12. Ocular implant according to claim 2, characterized in that it is produced using a flexible material, making this ocular implant 2 “pliable” in particular for its implantation.

13. Ocular implant according to claim 3, characterized in that it is produced using a flexible material, making this ocular implant 2 “pliable” in particular for its implantation.

14. Ocular implant according to claim 4, characterized in that it is produced using a flexible material, making this ocular implant 2 “pliable” in particular for its implantation.

15. Ocular implant according to claim 5, characterized in that it is produced using a flexible material, making this ocular implant 2 “pliable” in particular for its implantation.

16. Ocular implant according to claim 2, characterized in that the first position, in which the second lens is offset from the first lens, is provided for far vision, this therefore being effected by the first lens alone, whereas the second position, in which the second lens is superposed on the first lens, is provided for near vision, the wearer then looking through the combination of both lenses.

17. Ocular implant according to claim 3, characterized in that the first position, in which the second lens is offset from the first lens, is provided for far vision, this therefore being effected by the first lens alone, whereas the second position, in which the second lens is superposed on the first lens, is provided for near vision, the wearer then looking through the combination of both lenses.
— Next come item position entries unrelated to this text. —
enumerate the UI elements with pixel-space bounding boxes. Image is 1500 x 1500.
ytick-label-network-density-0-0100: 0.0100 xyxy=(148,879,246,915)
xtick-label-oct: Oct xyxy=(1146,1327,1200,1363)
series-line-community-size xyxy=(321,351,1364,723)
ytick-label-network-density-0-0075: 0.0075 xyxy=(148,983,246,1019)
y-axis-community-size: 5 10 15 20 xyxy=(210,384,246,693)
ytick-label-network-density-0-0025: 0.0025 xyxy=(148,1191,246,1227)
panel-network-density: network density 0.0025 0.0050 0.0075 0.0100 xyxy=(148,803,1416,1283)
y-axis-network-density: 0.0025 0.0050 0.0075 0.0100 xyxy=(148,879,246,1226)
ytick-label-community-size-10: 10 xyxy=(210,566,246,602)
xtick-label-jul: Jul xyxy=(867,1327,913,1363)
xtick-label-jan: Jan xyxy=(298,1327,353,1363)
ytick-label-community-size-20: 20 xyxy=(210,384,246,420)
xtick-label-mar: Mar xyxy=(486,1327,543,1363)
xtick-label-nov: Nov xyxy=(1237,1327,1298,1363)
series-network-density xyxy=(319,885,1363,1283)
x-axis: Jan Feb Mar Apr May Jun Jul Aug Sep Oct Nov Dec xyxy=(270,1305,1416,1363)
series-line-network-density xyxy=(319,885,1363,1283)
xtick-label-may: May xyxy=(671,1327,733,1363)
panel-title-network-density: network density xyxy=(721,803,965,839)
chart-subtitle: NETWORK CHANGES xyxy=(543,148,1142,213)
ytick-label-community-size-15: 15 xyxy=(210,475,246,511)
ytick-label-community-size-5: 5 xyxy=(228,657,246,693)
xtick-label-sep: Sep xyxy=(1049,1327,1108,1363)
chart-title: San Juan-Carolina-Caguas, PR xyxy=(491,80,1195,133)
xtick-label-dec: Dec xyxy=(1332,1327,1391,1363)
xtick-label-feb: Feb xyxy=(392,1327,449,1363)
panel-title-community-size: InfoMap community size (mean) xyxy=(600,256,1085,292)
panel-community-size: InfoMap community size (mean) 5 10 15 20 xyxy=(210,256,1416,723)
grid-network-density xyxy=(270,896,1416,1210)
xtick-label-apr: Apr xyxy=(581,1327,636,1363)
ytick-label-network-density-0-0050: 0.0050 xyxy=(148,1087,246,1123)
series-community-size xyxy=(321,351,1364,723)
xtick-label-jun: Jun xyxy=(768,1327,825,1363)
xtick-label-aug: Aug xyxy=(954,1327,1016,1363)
18. Ocular implant according to claim 4, characterized in that the first position, in which the second lens is offset from the first lens, is provided for far vision, this therefore being effected by the first lens alone, whereas the second position, in which the second lens is superposed on the first lens, is provided for near vision, the wearer then looking through the combination of both lenses.

19. Ocular implant according to claim 5, characterized in that the first position, in which the second lens is offset from the first lens, is provided for far vision, this therefore being effected by the first lens alone, whereas the second position, in which the second lens is superposed on the first lens, is provided for near vision, the wearer then looking through the combination of both lenses.

20. Ocular implant according to claim 6, characterized in that the first position, in which the second lens is offset from the first lens, is provided for far vision, this therefore being effected by the first lens alone, whereas the second position, in which the second lens is superposed on the first lens, is provided for near vision, the wearer then looking through the combination of both lenses.